Fairy wings train tracks slump ChrisHaysPhotography/Flickr

Debating the Confidence Fairy

Confidence affects government decision-making, but it does not affect the results of decisions. Except in extreme cases, it cannot cause a bad policy to have good results, and a lack of it cannot cause a good policy to have bad results, any more than believing that humans can fly can offset the effect of gravity.

LONDON – In 2011, the Nobel laureate economist Paul Krugman characterized conservative discourse on budget deficits in terms of “bond vigilantes” and the “confidence fairy.” Unless governments cut their deficits, the bond vigilantes will put the screws to them by forcing up interest rates. But if they do cut, the confidence fairy will reward them by stimulating private spending more than the cuts depress it.

Krugman thought the “bond vigilante” claim might be valid for a few countries, such as Greece, but argued that the “confidence fairy” was no less imaginary than the one that collects children’s teeth.
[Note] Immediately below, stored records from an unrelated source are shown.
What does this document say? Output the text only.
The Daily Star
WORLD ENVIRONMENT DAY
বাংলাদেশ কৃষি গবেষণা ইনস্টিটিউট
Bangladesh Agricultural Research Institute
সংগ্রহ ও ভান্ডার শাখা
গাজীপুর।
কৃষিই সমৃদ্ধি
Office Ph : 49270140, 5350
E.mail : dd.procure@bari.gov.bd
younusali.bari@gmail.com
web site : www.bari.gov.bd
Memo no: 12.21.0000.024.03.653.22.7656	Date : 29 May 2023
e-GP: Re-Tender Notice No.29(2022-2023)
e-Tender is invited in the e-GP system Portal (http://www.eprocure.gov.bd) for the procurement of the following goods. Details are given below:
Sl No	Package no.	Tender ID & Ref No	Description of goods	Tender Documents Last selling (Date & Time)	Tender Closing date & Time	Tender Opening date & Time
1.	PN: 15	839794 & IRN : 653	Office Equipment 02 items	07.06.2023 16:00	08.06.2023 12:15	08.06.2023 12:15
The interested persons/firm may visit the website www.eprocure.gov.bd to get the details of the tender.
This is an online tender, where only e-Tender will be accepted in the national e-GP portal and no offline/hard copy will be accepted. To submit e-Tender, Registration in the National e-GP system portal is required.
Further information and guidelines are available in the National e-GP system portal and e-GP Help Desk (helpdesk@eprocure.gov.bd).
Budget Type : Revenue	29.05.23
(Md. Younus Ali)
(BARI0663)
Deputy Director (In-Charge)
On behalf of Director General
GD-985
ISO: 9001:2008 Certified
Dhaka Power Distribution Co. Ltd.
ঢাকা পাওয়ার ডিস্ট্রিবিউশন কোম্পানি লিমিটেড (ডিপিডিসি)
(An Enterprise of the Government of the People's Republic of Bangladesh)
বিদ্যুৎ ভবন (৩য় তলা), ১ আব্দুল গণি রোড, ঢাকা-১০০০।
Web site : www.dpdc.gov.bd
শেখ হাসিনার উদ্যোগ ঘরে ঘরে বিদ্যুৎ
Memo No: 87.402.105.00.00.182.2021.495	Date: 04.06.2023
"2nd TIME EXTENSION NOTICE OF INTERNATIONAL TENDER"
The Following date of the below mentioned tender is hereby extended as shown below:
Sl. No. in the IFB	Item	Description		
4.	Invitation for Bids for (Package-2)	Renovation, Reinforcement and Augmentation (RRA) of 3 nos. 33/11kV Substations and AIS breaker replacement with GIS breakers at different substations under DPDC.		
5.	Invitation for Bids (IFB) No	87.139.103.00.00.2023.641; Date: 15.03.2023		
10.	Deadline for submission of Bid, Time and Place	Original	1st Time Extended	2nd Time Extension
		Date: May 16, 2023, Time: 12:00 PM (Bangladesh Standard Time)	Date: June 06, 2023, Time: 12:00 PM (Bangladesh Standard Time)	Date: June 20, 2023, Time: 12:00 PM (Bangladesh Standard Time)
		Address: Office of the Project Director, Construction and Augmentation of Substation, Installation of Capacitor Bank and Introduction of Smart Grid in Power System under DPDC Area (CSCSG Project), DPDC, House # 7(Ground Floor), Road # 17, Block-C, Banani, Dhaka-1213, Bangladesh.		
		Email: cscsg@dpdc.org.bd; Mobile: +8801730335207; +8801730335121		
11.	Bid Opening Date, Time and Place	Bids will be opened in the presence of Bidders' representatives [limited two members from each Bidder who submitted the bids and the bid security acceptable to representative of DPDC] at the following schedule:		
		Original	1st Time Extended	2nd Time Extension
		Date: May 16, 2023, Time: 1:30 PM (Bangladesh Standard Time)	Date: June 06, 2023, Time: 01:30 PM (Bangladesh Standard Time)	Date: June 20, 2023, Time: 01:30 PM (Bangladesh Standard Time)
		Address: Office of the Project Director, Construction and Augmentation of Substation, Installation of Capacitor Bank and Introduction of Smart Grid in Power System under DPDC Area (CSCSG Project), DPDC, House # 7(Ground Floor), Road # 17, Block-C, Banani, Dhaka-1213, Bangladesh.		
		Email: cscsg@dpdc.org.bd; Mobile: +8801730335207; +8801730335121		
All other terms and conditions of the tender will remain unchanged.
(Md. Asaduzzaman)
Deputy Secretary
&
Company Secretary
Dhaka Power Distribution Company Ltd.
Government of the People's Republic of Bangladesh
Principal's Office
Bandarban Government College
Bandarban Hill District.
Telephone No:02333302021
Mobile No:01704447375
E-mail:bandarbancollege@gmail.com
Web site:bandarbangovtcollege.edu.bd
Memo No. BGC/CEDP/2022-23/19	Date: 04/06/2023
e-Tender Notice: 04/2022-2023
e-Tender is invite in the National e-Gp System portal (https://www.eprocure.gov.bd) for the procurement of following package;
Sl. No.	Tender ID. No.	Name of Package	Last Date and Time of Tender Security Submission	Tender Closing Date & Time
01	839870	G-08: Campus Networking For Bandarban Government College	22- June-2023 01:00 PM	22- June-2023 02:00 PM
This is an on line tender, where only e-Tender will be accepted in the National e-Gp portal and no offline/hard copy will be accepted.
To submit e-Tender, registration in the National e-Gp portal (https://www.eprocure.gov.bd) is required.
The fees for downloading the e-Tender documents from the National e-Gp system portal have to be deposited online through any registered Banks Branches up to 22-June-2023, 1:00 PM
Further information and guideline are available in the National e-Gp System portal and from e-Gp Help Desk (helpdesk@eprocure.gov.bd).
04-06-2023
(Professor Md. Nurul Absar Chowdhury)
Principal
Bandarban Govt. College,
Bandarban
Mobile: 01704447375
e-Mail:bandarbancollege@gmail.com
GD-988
Cutting a deficit in a slump could never cause a recovery. Political rhetoric can stop a good policy from being adopted, but it cannot stop it from succeeding. Above all, it cannot make a bad policy work.

I recently debated this point with Krugman at a New York Review of Books event. My argument was that adverse expectations could affect a policy’s results, not just the chances that it will be adopted. For example, if people thought that government borrowing was simply deferred taxation, they might save more to meet their expected future tax bill.